Cita por exemplo a Moratória da Soja, iniciativa deflagrada em 2006 com o “esforço de empresas que comercializam soja plantada no Brasil de que ela não esteja manchada com o desmatamento” depois de 22 de julho de 2008. Essa ação, acrescenta, foi “iniciada, impulsionada, principalmente com o mercado europeu, que fez pressão para que as empresas brasileiras adotassem mecanismos para evitar o desmatamento”.
A governança e a operação da Moratória são de responsabilidade do Grupo de Trabalho da Soja (GTS), formado por empresas associadas à Associação Brasileira das Indústrias de Óleos Vegetais (ABIOVE) e Associação Nacional dos exportadores de Cereais (ANEC) e organizações da sociedade civil. A Moratória usa o monitoramento com imagens de satélite de áreas plantadas com soja na Amazônia. Entre as safras de 2007/2008 e 2019/2020, a área ocupada com soja monitorada, em 102 municípios da Amazônia, cresceu de 1,64 milhão de hectares para 5,41 milhão de hectares, com uma parcela de 0,11 milhão de hectares derivada de desmatamento após julho de 2008.
O secretário-executivo do Observatório do Clima evidencia igualmente a discussão em curso relacionada à diretiva europeia de regulação de due diligence, que pode resultar em bloqueio para que outros produtos brasileiros, além da soja, acessem “mercados europeus se forem frutos de desmatamento”.
Marcio Astrini, do Observatório do Clima: brasileiros de grandes centros urbanos dependem das chuvas da Amazônia (Foto Márcia Alves/Observatório do Clima)

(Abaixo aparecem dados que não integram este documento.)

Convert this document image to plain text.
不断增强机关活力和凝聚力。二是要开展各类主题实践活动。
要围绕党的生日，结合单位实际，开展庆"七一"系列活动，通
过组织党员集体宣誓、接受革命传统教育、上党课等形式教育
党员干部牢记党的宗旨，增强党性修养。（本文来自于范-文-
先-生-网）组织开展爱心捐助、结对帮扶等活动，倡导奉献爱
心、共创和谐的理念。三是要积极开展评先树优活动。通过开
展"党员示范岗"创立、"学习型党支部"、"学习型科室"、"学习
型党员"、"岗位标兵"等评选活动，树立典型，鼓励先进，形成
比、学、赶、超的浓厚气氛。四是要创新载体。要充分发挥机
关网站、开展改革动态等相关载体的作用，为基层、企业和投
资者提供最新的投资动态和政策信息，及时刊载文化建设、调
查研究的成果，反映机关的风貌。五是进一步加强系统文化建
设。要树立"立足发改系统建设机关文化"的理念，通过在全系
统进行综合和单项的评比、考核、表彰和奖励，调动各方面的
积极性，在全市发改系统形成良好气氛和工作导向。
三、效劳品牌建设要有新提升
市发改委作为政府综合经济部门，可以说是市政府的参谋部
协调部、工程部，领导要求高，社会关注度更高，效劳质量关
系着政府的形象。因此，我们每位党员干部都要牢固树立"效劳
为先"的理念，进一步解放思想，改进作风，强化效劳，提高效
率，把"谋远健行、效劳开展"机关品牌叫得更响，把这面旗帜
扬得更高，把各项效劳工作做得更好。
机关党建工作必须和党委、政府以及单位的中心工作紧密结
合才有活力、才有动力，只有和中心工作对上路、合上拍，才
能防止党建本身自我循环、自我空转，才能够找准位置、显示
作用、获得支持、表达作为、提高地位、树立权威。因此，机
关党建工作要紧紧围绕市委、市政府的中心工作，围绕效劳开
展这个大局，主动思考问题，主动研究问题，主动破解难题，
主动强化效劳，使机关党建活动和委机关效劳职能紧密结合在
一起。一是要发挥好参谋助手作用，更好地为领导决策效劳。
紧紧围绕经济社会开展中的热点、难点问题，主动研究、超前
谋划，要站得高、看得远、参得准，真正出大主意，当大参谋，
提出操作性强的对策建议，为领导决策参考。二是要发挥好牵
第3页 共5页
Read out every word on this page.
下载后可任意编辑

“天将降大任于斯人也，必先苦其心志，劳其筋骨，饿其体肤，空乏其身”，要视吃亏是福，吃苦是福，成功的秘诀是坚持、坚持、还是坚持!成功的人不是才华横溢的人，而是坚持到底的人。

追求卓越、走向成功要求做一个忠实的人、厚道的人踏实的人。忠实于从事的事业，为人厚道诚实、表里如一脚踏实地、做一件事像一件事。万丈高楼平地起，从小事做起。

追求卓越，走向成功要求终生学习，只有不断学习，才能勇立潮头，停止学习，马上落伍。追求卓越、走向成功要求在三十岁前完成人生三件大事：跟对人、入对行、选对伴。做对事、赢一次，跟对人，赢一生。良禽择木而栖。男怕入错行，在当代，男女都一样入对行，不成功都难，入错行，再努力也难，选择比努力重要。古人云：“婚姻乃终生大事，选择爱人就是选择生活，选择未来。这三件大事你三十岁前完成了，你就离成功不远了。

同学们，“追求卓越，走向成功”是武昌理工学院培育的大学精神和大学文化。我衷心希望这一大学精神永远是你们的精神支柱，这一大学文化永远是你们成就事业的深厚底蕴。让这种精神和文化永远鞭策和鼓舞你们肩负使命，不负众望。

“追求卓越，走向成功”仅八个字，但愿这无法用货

Astrini também destaca o Acordo Comercial entre União Europeia e Mercosul, assinado em 2019 mas que ainda precisa ser ratificado pelos parlamentos dos países. Várias lideranças europeias, como o presidente francês Emmanuel Macron, já se manifestaram contrários à ratificação do Acordo, enquanto o Brasil não oferecer garantias concretas de proteção da Amazônia e dos povos indígenas.
“É muito importante que os governantes e lideranças da Europa continuem se posicionando, assim como a imprensa e a opinião pública, pela efetiva proteção da floresta, dos povos indígenas”, diz o secretário-executivo do Observatório do Clima, que afirma esperar a mesma postura de empresas e fundos que investem no Brasil, no sentido de que suas iniciativas “não sejam manchadas pelo desmatamento”.
Houve de fato forte reação de investidores europeus com as medidas do governo Bolsonaro que resultaram na retomada do desmatamento em grande escala na Amazônia, como no caso da descontinuidade do Fundo Amazônia. Entre outros exemplos, uma carta aberta foi enviada às embaixadas brasileiras na Noruega, Suécia, Dinamarca, Reino Unido, França e Holanda, e também nos Estados Unidos e Japão, por um grupo de 29 fundos de investimentos, liderados pela norueguesa Storebrand Asset Management, expressando sua inquietação com a escalada do desmatamento no Brasil. Esses fundos gerenciam, no total, cerca de US$ 3,7 trilhões em ativos.
Do mesmo modo, organizações da sociedade civil europeia, como a alemã Campact, lançaram campanhas por boicote a produtos brasileiros com denúncia de associação com o desmatamento e violação a direitos humanos.
O texto aprovado pelo Parlamento Europeu a 7 de julho também reforçou o apelo para “empresas europeias a garantirem a devida diligência em matéria de direitos humanos em todas as suas cadeias de fornecimento no Brasil”.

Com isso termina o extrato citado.